A) Evoked PS in guinea-pig hippocampal slices under control conditions, after 15 min exposure to H₂O₂ (1.5 mM), and after 30 min H₂O₂ washout in ACSF alone (ACSF), in the presence of MCS (1 mM) to inhibit GSH peroxidase, and in MCS when H₂O₂ was washed out with ACSF plus ascorbate (400 μM; +Asc). Superfusion of MCS for 30 min had no effect on hippocampal PS amplitude. However, in the continued presence of MCS, exposure to H₂O₂ caused a larger suppression of the evoked PS than in slices with an intact antioxidant network exposed to H₂O₂ in ACSF alone (p <0.01 MCS vs. ACSF; n = 7). Recovery of the PS was accompanied by epileptiform activity (arrow); the presence of ascorbate during H₂O₂ washout prevented this secondary pathophysiology (lower panel) (n = 5). Shown are the averaged responses for each condition (n = 5–8). B) Time course of PS amplitude changes during H₂O₂ exposure and washout in guinea-pig hippocampal slices with and without MCS, and with ascorbate present during H₂O₂ washout. PS suppression during H₂O₂ application was more pronounced after GSH peroxidase inhibition by MCS, and recovery was also delayed compared with companion slices exposed to H₂O₂ in ACSF alone (p < 0.01 washout in MCS vs. ACSF; ANOVA). When ascorbate was present during H₂O₂ washout in GSH-peroxidase inhibited slices, the time course of recovery was indistinguishable from that in ACSF alone (n = 5) (p > 0.05 washout in MCS + Asc vs. ACSF; ANOVA).
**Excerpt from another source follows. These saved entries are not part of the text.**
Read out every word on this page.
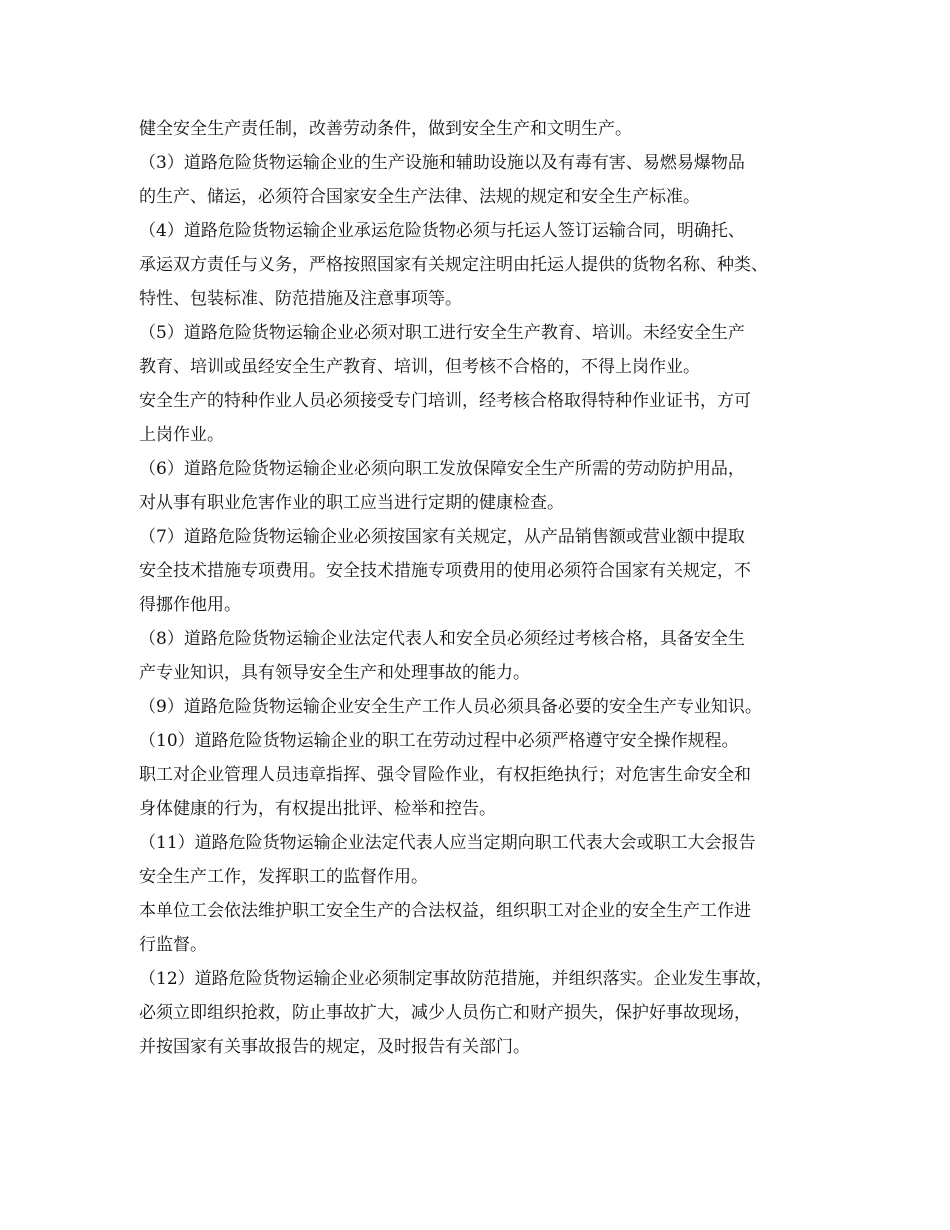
健全安全生产责任制，改善劳动条件，做到安全生产和文明生产。

（3）道路危险货物运输企业的生产设施和辅助设施以及有毒有害、易燃易爆物品

的生产、储运，必须符合国家安全生产法律、法规的规定和安全生产标准。

（4）道路危险货物运输企业承运危险货物必须与托运人签订运输合同，明确托、

承运双方责任与义务，严格按照国家有关规定注明由托运人提供的货物名称、种类、

特性、包装标准、防范措施及注意事项等。

（5）道路危险货物运输企业必须对职工进行安全生产教育、培训。未经安全生产

教育、培训或虽经安全生产教育、培训，但考核不合格的，不得上岗作业。

安全生产的特种作业人员必须接受专门培训，经考核合格取得特种作业证书，方可

上岗作业。

（6）道路危险货物运输企业必须向职工发放保障安全生产所需的劳动防护用品，

对从事有职业危害作业的职工应当进行定期的健康检查。

（7）道路危险货物运输企业必须按国家有关规定，从产品销售额或营业额中提取

安全技术措施专项费用。安全技术措施专项费用的使用必须符合国家有关规定，不

得挪作他用。

（8）道路危险货物运输企业法定代表人和安全员必须经过考核合格，具备安全生

产专业知识，具有领导安全生产和处理事故的能力。

（9）道路危险货物运输企业安全生产工作人员必须具备必要的安全生产专业知识。

（10）道路危险货物运输企业的职工在劳动过程中必须严格遵守安全操作规程。

职工对企业管理人员违章指挥、强令冒险作业，有权拒绝执行；对危害生命安全和

身体健康的行为，有权提出批评、检举和控告。

（11）道路危险货物运输企业法定代表人应当定期向职工代表大会或职工大会报告

安全生产工作，发挥职工的监督作用。

本单位工会依法维护职工安全生产的合法权益，组织职工对企业的安全生产工作进

行监督。

（12）道路危险货物运输企业必须制定事故防范措施，并组织落实。企业发生事故，

必须立即组织抢救，防止事故扩大，减少人员伤亡和财产损失，保护好事故现场，

并按国家有关事故报告的规定，及时报告有关部门。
Figure 6. H₂O₂-induced pathophysiology in guinea-pig hippocampal slices after catalase inhibition

A) Evoked PS in guinea-pig hippocampal slices under control conditions, after 15 min exposure to H₂O₂ (1.5 mM), and after 30 min H₂O₂ washout in ACSF alone (ACSF), in the presence of ATZ (10 mM), in the presence of ATZ to inhibit catalase, and in ATZ when H₂O₂ was washed out with ACSF plus ascorbate (400 μM; +Asc). Superfusion of ATZ (10 mM) for 30 min had no effect on hippocampal PS amplitude; however, in the continued presence of ATZ, exposure to H₂O₂ caused a larger suppression of the evoked PS than during H₂O₂ exposure in slices with an intact antioxidant network exposed to H₂O₂ in ACSF alone (p <0.001 ATZ vs. ACSF; n = 7). Recovery of the PS was accompanied by epileptiform activity (arrow); the presence of ascorbate during H₂O₂ washout prevented this secondary pathophysiology (lower panel) (n = 8). Shown are the averaged PS responses for each condition (n = 7–8). B) Time course of PS-amplitude changes during H₂O₂ exposure and washout in guinea-pig hippocampal slices with and without ATZ, and with ascorbate present during H₂O₂ washout. PS suppression during H₂O₂ application was more pronounced after catalase inhibition by ATZ. Moreover, recovery was less complete (p < 0.05 ATZ vs. ACSF) and delayed compared to that seen during H₂O₂ washout in companion slices exposed to H₂O₂ in ACSF alone (p < 0.01 washout in ATZ vs. ACSF; ANOVA). The presence of ascorbate during H₂O₂ washout in catalase-inhibited slices returned the time course of recovery to that seen in control slices (n = 8) (p > 0.05 washout in ATZ + Asc vs. ACSF; ANOVA).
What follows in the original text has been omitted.